Ms Aitken's decision followed a public inquiry on August 14 in Edinburgh into the firm, which has plants in Cambuslang and Rutherglen.
She heard an investigation into the company had been carried out by the Driver and Vehicle Standards Agency (DVSA) that had found safety failings.
Four prohibition notices had been issued to vehicles operated by the company between September 2011 and April 2012 relating to tyre and wheel defects and the failure of drivers to undertake daily safety checks.
Previous investigations by the DVSA in 2007 and 2011 also reported issues with vehicle maintenance.
In December 2012 Doonin Plant was fined £200,000 at Livingston sheriff Court for storing hundreds of tons of commercial and industrial waste without a licence at the disused Woodend Colliery, in Armadale, West Lothian.
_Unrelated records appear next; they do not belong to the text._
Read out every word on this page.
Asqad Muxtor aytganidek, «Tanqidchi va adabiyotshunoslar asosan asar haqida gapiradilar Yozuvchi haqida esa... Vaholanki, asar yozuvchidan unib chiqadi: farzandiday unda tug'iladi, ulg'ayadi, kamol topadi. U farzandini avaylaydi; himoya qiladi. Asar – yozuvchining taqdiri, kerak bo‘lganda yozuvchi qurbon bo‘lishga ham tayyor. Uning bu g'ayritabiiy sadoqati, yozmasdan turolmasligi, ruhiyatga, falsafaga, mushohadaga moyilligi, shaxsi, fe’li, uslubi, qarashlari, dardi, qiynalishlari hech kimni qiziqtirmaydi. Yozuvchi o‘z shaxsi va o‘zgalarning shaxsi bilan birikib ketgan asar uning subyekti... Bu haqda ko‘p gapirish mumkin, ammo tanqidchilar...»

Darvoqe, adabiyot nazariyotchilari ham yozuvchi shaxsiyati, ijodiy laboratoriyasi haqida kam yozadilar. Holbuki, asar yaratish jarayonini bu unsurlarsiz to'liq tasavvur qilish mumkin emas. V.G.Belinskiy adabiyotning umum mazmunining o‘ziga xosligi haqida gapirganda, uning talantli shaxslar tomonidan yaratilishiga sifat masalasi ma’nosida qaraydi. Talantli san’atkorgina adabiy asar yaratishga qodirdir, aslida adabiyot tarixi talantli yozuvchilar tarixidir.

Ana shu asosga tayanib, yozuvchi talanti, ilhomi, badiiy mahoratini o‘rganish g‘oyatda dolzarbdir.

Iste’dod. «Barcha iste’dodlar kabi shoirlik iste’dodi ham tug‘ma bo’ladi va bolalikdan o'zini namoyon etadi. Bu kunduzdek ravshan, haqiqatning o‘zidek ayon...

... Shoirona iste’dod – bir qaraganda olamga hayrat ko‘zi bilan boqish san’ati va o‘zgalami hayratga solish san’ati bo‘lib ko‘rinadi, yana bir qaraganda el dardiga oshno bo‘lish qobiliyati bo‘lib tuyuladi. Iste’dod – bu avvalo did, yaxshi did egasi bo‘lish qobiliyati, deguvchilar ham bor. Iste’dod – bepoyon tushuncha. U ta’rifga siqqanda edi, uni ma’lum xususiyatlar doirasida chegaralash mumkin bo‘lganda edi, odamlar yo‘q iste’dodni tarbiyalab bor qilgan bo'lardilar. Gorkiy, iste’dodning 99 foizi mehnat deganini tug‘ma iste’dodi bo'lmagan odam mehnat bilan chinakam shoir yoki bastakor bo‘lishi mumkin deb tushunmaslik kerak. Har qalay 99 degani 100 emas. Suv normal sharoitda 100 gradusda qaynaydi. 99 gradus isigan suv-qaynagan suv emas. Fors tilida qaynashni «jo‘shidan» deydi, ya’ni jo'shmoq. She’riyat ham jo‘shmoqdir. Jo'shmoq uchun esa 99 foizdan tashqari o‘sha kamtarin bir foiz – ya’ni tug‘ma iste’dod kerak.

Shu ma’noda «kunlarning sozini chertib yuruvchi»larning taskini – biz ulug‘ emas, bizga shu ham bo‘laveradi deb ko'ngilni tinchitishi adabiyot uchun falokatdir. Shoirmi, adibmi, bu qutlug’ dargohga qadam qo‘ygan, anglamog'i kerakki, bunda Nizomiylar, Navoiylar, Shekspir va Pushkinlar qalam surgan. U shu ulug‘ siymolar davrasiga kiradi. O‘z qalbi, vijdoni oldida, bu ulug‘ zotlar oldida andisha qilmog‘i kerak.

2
Car tyres, carpets, electrical components, metal and timber were all discovered buried under soil.
Sheriff Douglas Kinloch said the company had been found guilty of a large-scale operation that involved a "serious and significant breach" of the legislation and posed a real danger to the environment and public health.
Gary Doonin, who was found guilty of two environmental law breaches, had sentence deferred for a year. After his conviction he claimed he was the victim of "persecution" by officials from the Scottish Environmental Protection Agency.
At its peak the company, which produced recycled aggregate for major engineering projects such as the M74 extension, employed more than 50 people.
The firm failed in a bid to appeal its conviction earlier this year.
No one could be contacted last night for comment from the company or the family.
A SEPA spokesman said: "We have noted the decision by the Commissioner and also the significance this ruling has placed on tackling environmental crime."